Radisys Corp. (RSYS) is under pressure after pre-reporting Q2 revenue last night that came in below prior guidance. Since you're probably not familiar, a little background would help. Radisys makes hardware and software that helps its customers run their networks more efficiently.
Its customers tend to be cable and telco service providers. Its hardware/software routes video and audio traffic as efficiently as possible. Its FlowEngine platform rapidly classifies millions of data flows and then distributes them to thousands of Virtualized Network Functions making network architecture more efficient.
Of note, in 2016, RSYS launched its data center platform called DCEngine. RSYS sees it as a disruptive platform that displaces the existing offerings of traditional telecom equipment manufacturers by enabling service providers to virtualize their networks. DCEngine is strategically important as it positions RSYS with a more complete suite of offerings. DCEngine's competitive advantage is its open architecture which allows customers to mix and match their compute and storage building blocks. DCEngine is also creating revenue opportunities for FlowEngine.
Turning to the guidance, Radisys said it expects Q2 revenue of approximately $35 mln, which is well below prior guidance of $41-47 mln. The company says delayed buying decisions at two of its largest customers resulted in Q2 revenue coming in below guidance.

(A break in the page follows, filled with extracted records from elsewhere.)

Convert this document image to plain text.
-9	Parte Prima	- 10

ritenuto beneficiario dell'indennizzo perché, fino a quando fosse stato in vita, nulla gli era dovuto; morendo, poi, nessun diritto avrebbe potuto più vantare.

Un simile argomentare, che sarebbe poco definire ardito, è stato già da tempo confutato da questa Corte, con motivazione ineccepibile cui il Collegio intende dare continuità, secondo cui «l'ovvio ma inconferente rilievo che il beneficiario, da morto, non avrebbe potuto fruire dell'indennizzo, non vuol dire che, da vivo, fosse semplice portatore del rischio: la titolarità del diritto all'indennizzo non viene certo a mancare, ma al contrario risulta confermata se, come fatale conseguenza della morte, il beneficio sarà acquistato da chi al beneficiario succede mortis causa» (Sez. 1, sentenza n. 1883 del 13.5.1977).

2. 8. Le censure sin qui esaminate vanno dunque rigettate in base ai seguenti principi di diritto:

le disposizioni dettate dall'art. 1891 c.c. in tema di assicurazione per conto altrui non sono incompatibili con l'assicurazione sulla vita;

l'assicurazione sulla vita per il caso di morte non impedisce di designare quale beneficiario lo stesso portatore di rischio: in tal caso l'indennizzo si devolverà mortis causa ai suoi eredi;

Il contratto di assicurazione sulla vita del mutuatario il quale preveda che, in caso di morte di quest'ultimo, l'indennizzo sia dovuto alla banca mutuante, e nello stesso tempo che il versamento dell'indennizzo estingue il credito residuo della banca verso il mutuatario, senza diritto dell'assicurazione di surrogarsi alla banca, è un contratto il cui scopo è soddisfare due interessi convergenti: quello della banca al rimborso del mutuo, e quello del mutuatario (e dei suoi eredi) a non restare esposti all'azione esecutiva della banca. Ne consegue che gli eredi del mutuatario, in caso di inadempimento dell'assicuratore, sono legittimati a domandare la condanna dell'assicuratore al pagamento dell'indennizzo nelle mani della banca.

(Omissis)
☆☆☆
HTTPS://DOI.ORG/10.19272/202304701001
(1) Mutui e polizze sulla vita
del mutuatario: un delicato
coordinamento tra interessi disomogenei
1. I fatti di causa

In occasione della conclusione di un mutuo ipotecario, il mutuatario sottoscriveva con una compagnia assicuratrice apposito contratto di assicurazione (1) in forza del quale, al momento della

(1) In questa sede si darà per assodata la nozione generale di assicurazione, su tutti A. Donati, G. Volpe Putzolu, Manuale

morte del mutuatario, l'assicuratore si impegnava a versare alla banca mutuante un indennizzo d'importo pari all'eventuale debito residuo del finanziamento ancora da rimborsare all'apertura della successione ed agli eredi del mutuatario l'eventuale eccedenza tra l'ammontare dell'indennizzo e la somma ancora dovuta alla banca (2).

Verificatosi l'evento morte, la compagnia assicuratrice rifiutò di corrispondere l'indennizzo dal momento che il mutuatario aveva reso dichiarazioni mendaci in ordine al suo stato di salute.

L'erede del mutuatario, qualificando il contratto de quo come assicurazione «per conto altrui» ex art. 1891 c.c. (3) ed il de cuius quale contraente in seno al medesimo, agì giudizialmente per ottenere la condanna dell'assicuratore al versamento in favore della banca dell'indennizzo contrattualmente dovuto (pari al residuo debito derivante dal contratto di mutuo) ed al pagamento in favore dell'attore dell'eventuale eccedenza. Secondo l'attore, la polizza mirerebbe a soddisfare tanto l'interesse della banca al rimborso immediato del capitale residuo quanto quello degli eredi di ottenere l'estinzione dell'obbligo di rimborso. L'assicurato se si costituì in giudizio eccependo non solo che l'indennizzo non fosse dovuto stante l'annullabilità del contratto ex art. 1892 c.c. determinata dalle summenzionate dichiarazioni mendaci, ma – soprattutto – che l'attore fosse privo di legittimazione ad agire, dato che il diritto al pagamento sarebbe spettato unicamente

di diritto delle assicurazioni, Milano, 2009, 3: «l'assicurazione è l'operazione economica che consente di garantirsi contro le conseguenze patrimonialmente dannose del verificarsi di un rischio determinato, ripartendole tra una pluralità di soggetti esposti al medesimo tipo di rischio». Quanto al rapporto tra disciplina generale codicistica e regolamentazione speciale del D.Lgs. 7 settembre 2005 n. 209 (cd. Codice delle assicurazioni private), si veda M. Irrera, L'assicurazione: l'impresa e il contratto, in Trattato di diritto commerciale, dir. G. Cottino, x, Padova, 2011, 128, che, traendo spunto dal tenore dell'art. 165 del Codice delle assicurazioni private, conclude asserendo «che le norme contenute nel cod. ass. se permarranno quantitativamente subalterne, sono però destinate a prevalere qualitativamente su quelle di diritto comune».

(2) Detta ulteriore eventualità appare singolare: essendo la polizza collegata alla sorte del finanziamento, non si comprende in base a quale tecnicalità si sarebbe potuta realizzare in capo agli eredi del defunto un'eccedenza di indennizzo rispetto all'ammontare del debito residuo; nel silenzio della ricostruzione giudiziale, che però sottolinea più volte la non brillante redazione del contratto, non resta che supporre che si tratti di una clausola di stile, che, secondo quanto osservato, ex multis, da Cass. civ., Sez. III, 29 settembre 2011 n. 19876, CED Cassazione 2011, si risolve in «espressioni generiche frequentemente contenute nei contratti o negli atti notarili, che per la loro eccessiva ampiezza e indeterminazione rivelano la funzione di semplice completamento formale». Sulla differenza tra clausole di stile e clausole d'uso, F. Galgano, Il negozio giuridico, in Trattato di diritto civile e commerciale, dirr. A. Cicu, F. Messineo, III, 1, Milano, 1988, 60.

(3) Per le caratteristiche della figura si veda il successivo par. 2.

Despite these near-term challenges, RSYS remains encouraged by the incremental progress it's making in proof-of-concepts and trials with tier-one customers across its strategic product lines, including initial engagements for its now commercially available FlowEngine TDE-2000 product. "Our highly disruptive products and solutions are actively receiving increased attention from leading service providers, which reinforces my belief that we remain on track to secure new commercial wins in [2H17]."
In addition to the guidance, the company says it recently completed an amendment to its existing line of credit with Silicon Valley Bank and Square 1 Bank. The amended agreement provides the company with greater financial flexibility by revising its quarterly EBITDA covenants. The company will provide full quarterly results and additional commentary on recent progress as part of its Q2 conference call on August 1.
In sum, the lowered guidance is weighing on the stock price this morning. This new result would reflect a sequential decline from Q1 revenue of $37.6 mln. The company had been expecting some sequential improvement. While not providing full year guidance, this likely makes investors nervous about what to expect for 2H17. In its Q1 report in early May, RSYS had said its DCEngine product line had resumed deployments with its largest customer in Q1 and management said it expects a more significant ramp of shipments in 2H17 with this customer. But there may be some concerns in investors' minds after the lowered Q2 guidance.